But in Unix “\n” is a single byte, and in DOS it is 2. So they introduced text and binary modes for files on DOS. Behind the scenes the library will handle the extra byte. This is not necessary in Unix.
I used to have to be careful about importing files to DOS. Did the file come from Unix?
I think you are talking about carriage return linefeed pair (CRLF or \r\n),
These control codes go back to line printers. Linefeed advances the paper one line and carriage return moves the print head to the left.
In binary mode. In text mode if you printf(“Hello World\n”) you get CRLF because that’s how text works on DOS. Unix had the convention of only requiring the LF for text. And Unix didn’t have text/binary modes. That’s the compatibility hack on DOS.
>These control codes go back to line printers.
Back to teletypes even. Believe me, I go back to line printers.
Note that printf(), which you use in your example, is a C library function that writes writes to a predefined text mode stream. So it follows the same rules.
I wasn't able to dig up the source code of a vintage DOS compiler's C library in a few minutes of looking, so I can't prove it right now, but this section of the C standard (7.21.2 - Streams) hints that my recollection is correct:
https://www.open-std.org/jtc1/sc22/wg14/www/docs/n1570.pdf#p...
*(On systems where the char type is one byte, of course, which is the case for DOS C compilers.)

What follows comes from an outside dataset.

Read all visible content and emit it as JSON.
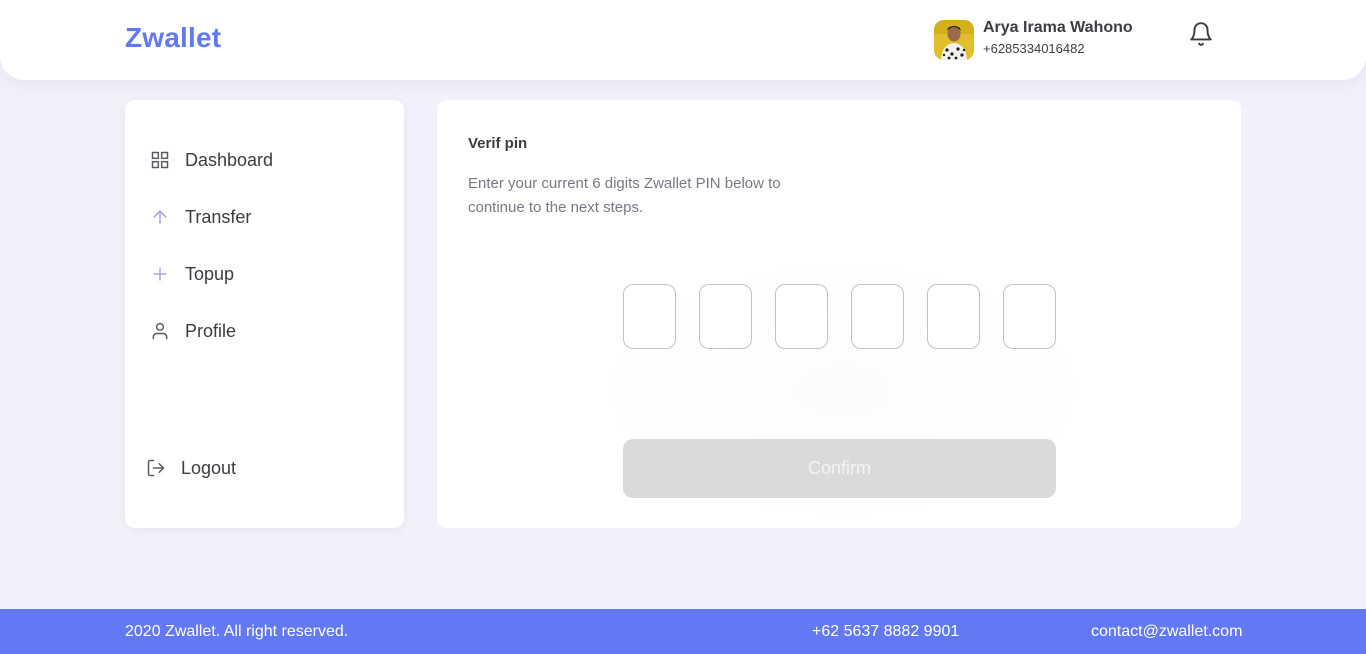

Sending a carriage return and linefeed to a TTY 33 and then printing works fine. Doing them in the opposite order, if the carriage is to the right of the page, will result in a linefeed (platen rotation) happening quickly, then the carriage starting to move left to the beginning of the next line, and then the next printed character will print wherever the carriage happens to be at the time - not yet to the left. So you will be missing a character at the beginning of the line because it's in between the two lines in an unexpected column-ish.
I have run into (in my mind, "hipster") code where the programmer for some reason reversed the order of CR and LF.

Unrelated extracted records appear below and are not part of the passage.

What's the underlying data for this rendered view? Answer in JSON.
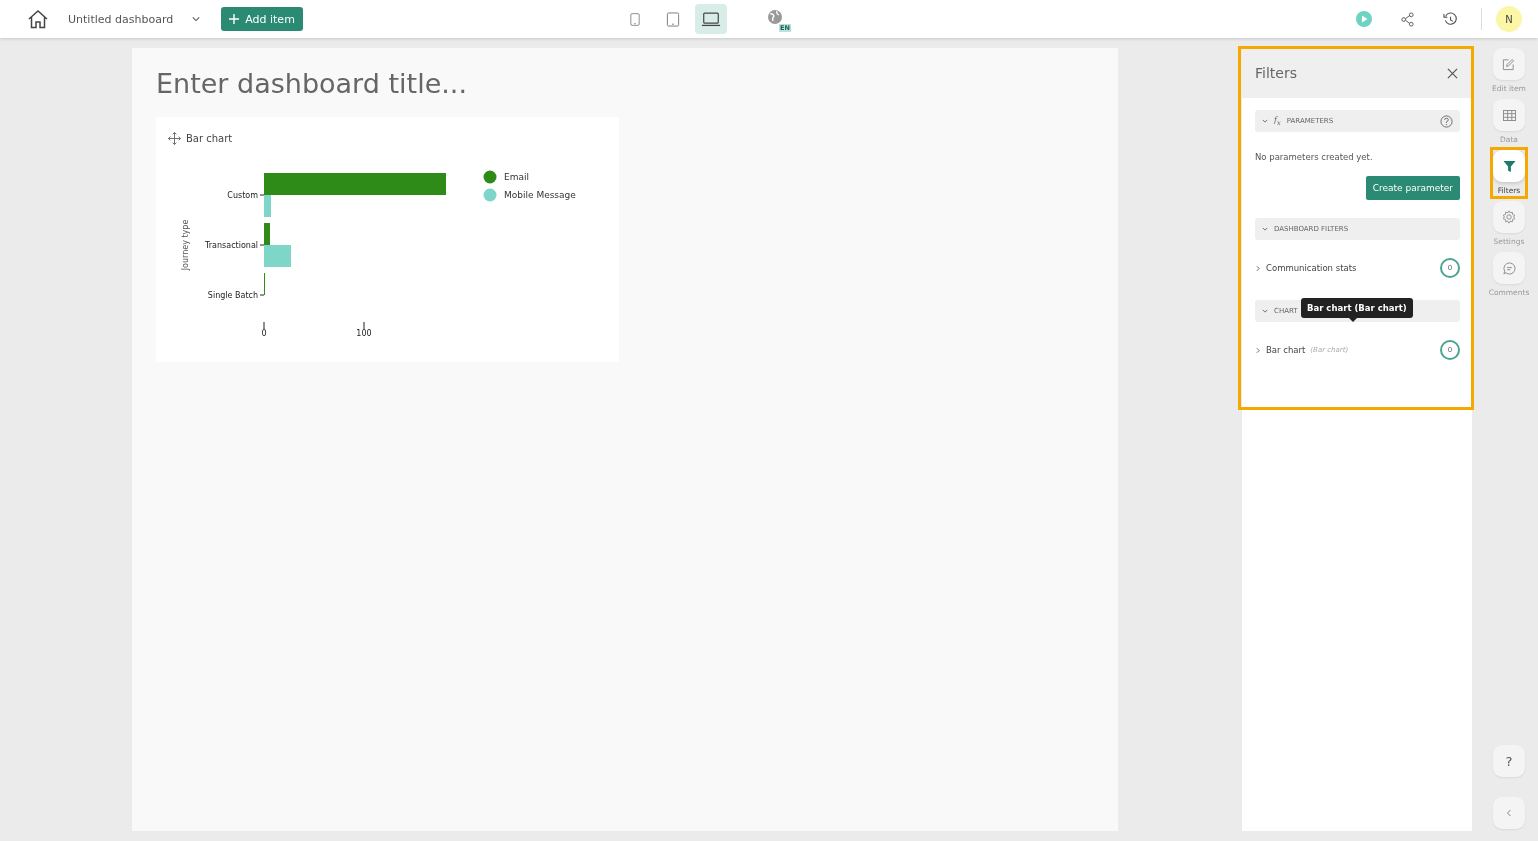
{
  "top_bar": {
    "dashboard_name": "Untitled dashboard",
    "add_button": "Add item",
    "view_modes": [
      {
        "kind": "phone",
        "selected": false
      },
      {
        "kind": "tablet",
        "selected": false
      },
      {
        "kind": "laptop",
        "selected": true
      }
    ],
    "language_badge": "EN",
    "avatar": "N"
  },
  "dashboard": {
    "title_placeholder": "Enter dashboard title...",
    "widgets": [
      {
        "title": "Bar chart",
        "chart_data": {
          "type": "bar",
          "orientation": "horizontal",
          "ylabel": "Journey type",
          "categories": [
            "Custom",
            "Transactional",
            "Single Batch"
          ],
          "series": [
            {
              "name": "Email",
              "color": "#2e8b17",
              "values": [
                182,
                6,
                1
              ]
            },
            {
              "name": "Mobile Message",
              "color": "#7dd6c8",
              "values": [
                7,
                27,
                0
              ]
            }
          ],
          "xticks": [
            0,
            100
          ],
          "xlim": [
            0,
            182
          ],
          "legend": true
        }
      }
    ]
  },
  "filters_panel": {
    "title": "Filters",
    "highlighted": true,
    "sections": [
      {
        "kind": "parameters",
        "icon": "f$_{x}$",
        "heading": "PARAMETERS",
        "expanded": true,
        "empty_text": "No parameters created yet.",
        "button": "Create parameter"
      },
      {
        "kind": "dashboard",
        "heading": "DASHBOARD FILTERS",
        "expanded": true,
        "items": [
          {
            "label": "Communication stats",
            "count": "0"
          }
        ]
      },
      {
        "kind": "chart",
        "heading": "CHART",
        "expanded": true,
        "items": [
          {
            "label": "Bar chart",
            "sublabel": "(Bar chart)",
            "count": "0"
          }
        ]
      }
    ],
    "tooltip": "Bar chart (Bar chart)"
  },
  "right_rail": {
    "items": [
      {
        "kind": "edit",
        "label": "Edit item",
        "selected": false,
        "highlighted": false
      },
      {
        "kind": "data",
        "label": "Data",
        "selected": false,
        "highlighted": false
      },
      {
        "kind": "filters",
        "label": "Filters",
        "selected": true,
        "highlighted": true
      },
      {
        "kind": "settings",
        "label": "Settings",
        "selected": false,
        "highlighted": false
      },
      {
        "kind": "comments",
        "label": "Comments",
        "selected": false,
        "highlighted": false
      }
    ],
    "help_button": "?"
  }
}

Text inside a computer doesn't need any of that just to signal a newline. UNIX chose to use a single line feed character as a line separator because there was no good reason to use two. MacOS chose a single carriage return for similar reasons. Anything going out to a printer or teletype would run through a device driver that would turn the newline character into whatever the device expects.

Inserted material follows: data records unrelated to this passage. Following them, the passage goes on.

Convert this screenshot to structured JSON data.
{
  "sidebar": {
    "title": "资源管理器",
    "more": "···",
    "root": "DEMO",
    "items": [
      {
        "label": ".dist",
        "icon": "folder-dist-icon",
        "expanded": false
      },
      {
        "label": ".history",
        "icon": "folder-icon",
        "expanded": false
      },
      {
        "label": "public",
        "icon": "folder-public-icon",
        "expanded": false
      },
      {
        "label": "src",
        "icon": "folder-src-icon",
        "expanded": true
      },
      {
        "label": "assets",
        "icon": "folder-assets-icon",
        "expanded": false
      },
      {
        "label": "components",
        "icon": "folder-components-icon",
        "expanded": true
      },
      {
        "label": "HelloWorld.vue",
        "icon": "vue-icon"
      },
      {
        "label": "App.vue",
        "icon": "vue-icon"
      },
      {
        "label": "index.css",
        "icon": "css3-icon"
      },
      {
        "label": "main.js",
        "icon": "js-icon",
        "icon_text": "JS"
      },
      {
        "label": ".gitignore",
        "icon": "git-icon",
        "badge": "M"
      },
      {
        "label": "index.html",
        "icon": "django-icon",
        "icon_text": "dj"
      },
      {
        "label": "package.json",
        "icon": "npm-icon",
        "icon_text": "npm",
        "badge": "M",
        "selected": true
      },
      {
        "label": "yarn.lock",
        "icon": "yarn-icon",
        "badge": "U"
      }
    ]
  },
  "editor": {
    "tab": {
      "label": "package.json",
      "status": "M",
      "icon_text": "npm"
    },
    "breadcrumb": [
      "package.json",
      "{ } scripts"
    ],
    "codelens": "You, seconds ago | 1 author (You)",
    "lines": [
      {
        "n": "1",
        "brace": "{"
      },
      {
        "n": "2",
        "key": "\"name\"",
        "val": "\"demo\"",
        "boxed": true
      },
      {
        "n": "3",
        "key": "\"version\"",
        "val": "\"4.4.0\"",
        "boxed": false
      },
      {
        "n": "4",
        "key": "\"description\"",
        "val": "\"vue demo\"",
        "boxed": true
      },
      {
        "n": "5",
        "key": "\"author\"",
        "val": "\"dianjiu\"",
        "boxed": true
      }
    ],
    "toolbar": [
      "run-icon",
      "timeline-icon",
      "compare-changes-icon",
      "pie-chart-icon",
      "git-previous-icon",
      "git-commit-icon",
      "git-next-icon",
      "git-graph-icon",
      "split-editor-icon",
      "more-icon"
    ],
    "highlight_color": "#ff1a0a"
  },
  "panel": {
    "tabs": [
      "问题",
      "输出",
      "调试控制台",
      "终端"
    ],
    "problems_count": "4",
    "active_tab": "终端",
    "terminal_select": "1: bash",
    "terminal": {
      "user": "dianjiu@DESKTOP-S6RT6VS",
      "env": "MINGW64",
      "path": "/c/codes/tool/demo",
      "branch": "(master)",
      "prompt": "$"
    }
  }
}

Windows copied DOS which copied CP/M which was a very basic program loader for 8-bit machines and didn't really have "drivers" like we think of them today. I'm guessing here, but I imagine they chose the teletype combo because that's what most serial printers understood and printing was a major use case for those machines. That was probably the right choice for CP/M, but I can't imagine Microsoft would choose it if they were developing Windows from scratch today.